Deep learning to estimate lung-related mortality from chest radiographs
Prevention and management of chronic lung diseases (COPD, lung cancer, etc.) are of great importance. While dedicated tests are available for reliable diagnosis and monitoring, accurate identification of those who will eventually develop severe morbidity and mortality is currently limited. Therefore, new possibilities to improve risk stratification are desirable. Chest radiographs (CXR) are common in patients at risk for chronic lung disease and may provide a window into long-term risk. Here, we developed a deep learning model (CXR Lung-Risk) to predict the risk of lung disease mortality from a single routine CXR image.
The CXR Lung-Risk model was developed using 147,497 CXRs of 40,643 asymptomatic participants from the Prostate, Lung, Colorectal, and Ovarian (PLCO) cancer screening trial to predict lung-related mortality (COPD, interstitial lung disease, emphysema, lung cancer) based on a single CXR image as input. In three independent testing datasets comprising 15,976 individuals, we found that CXR Lung-Risk showed a graded association with lung disease mortality which remained robust after adjustment for known risk factors, including chronological age, smoking, and radiologic findings (adjusted hazard ratio for highest risk group vs. reference up to 12.15 [8.85-16.68]; p<0.001). Adding CXR Lung-Risk to a multivariable model improved estimates of lung disease mortality (for all p≤0.004).
These findings motivate the use of deep learning algorithms to translate a patient’s visual appearance on easily obtainable and low-cost chest radiograph images into objective, quantitative, and clinically useful measures. Our results demonstrate that such approaches can improve prognostication in individuals with lung diseases. This allows for improved risk assessment of those who would benefit most from personalized prevention and treatment strategies.
Publication
Weiss J, Raghu VK, Bontempi D, Christiani DC, Mak RH, Lu MT, Aerts HJWL Deep learning to estimate lung-related mortality from chest radiographs.

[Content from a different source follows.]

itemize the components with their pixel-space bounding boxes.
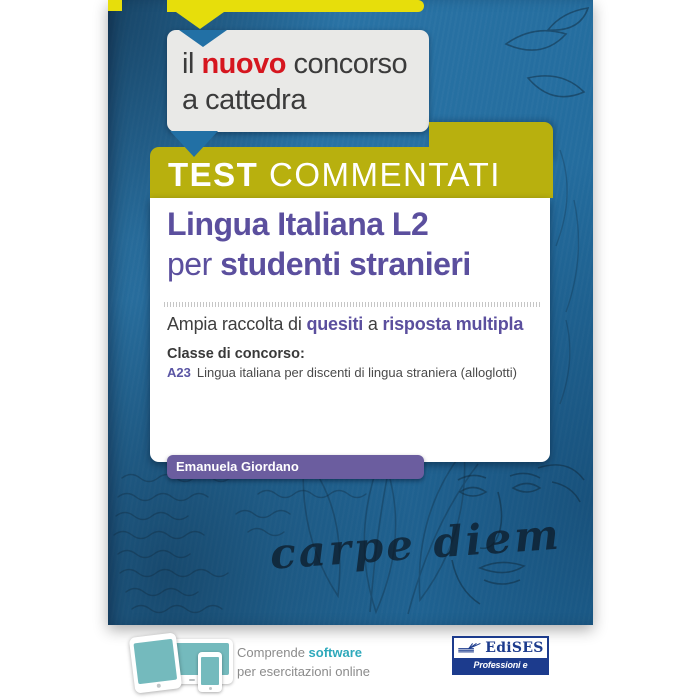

Nature Communications 2023
Code availability
All the code of the deep learning system including the trained model is publicly available under the open MIT license and can be found here. Furthermore, to showcase how our model works, promote transparency, and encourage further validation of our deep learning solution, we provide the community with a free-to-use working implementation of the end-to-end pipeline through a Google Colab Notebook. This cloud-based instance allows users with minimal coding proficiency to process a large amount of CXR data without having to install anything on their local node. In the notebook, we provide a description of all the preprocessing steps needed to convert a standard of care CXR from the DICOM format to the format the ensemble model accepts as an input. We also describe all the steps of the processing, discuss the different model composing the ensemble and their details, and provide examples.
Statistical Code
This link contains the code to reproduce the statistical analysis of our paper Deep learning to estimate lung-related mortality from chest radiographs. More information about the statistical analysis can be found in the Methods section. The code uses the automatic prediction of our deep learning algorithm which was described in the data availability section below.
Data availability
Due to our data use agreements, the original PLCO and NLST data cannot be distributed but downloaded upon request from the National Cancer Institute and ECOG-ACRIN (PLCO: https://biometry.nci.nih.gov/cdas/plco/; NLST: https://biometry.nci.nih.gov/cdas/nlst/). The BLCS data are available through the BLCS Trial Center for academic non-commercial research purposes only and are subject to review of a project proposal that will be evaluated by a BLCS data access committee.
AIM Investigators
Acknowledgements
The authors thank the study participants, the investigators, and the NCI for the data collected in the PLCO and NLST trials. Original data collection for the ACRIN 6654 trial (NLST) was supported by NCI Cancer Imaging Program grants. The statements contained herein are solely those of the authors and do not represent or imply concurrence or endorsement by the above organizations. The authors further acknowledge financial support from NIH (DC: NIH (NCI) 5U01CA209414; HA: NIH-USA U24CA194354, NIH-USA U01CA190234, NIH-USA U01CA209414, and NIH-USA R35CA22052), the European Union - European Research Council (HA: 866504), the American Heart Association (ML: 810966; VR: 935176), the Massachusetts General Hospital Thrall Innovation award (ML), the Johnson & Johnson Innovation/National Academy of Medicine Healthy Longevity Quickfire Challenge (ML, VR), and the National Academy of Medicine Healthy Longevity Catalyst Award (VR, JW, ML: 2000011734).